Since Severian mentions rat dung directly, I don't see how the "rude
characters" made of it can be a metaphor for it as well.

My new evidence? In _Sword_, (ch. 2, p. 17) we have this:

--------
But the truth is that there is a wildness more vicious (as we would know
better if we were not so habituated to it) in certain domestic animals,
despite their understanding so much human speech and sometimes even
speaking a few words...
--------

Now, this is hardly definitive; perhaps he means talking birds which
(unlike Oreb) don't know what they are saying, although those are not among
what are generally understood to be domestic animals. Neither are rats, for
that matter, although rats are as bound to (and, to some extent at least,
shaped by) man as domestic animals are. And if domestic livestock has been,
in some cases, genetically engineered to speak, it is not terribly unlikely
that this genetic material might be transferred to rats via viruses or
transposons.

A more serious objection is that it is a huge leap to go from speech to
even rude symbols representing it. But rats are mighty adaptive!

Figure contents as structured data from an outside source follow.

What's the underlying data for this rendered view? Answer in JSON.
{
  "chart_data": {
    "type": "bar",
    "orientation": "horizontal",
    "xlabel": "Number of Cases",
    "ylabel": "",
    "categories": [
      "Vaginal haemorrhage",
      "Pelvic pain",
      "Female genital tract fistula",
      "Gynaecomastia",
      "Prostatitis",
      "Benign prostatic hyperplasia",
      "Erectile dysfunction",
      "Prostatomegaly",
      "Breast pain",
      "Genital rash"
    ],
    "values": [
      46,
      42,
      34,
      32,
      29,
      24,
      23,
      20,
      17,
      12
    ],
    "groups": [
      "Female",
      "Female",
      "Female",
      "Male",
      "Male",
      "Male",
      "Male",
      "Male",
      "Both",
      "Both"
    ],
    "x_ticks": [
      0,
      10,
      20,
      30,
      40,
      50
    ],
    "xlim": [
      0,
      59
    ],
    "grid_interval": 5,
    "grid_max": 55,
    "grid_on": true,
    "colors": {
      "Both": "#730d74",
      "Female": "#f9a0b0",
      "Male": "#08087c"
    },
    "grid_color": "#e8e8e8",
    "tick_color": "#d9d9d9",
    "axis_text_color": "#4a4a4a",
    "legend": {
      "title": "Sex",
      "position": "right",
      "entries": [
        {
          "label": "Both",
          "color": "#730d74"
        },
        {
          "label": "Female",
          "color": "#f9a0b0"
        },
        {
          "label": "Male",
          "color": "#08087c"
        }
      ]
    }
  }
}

There is also this passage from _Claw_, ch. 27, p. 383.

--------
Occasionally, moths vastly larger than any I had seen before passed from
tree to tree. Their figured wings were as long as a man's arms, and they
spoke among themselves as men do, but in voices almost too high for hearing.
--------

Now, I really don't know quite what to make of this. I tend to interpret it
(metaphorically!) as meaning that the moths were communicating in moth
speech just as men talk in human speech, but it certainly could be taken to
mean that the moths were talking in human speech and that Severian could
understand them. I prefer not to not to believe the latter version.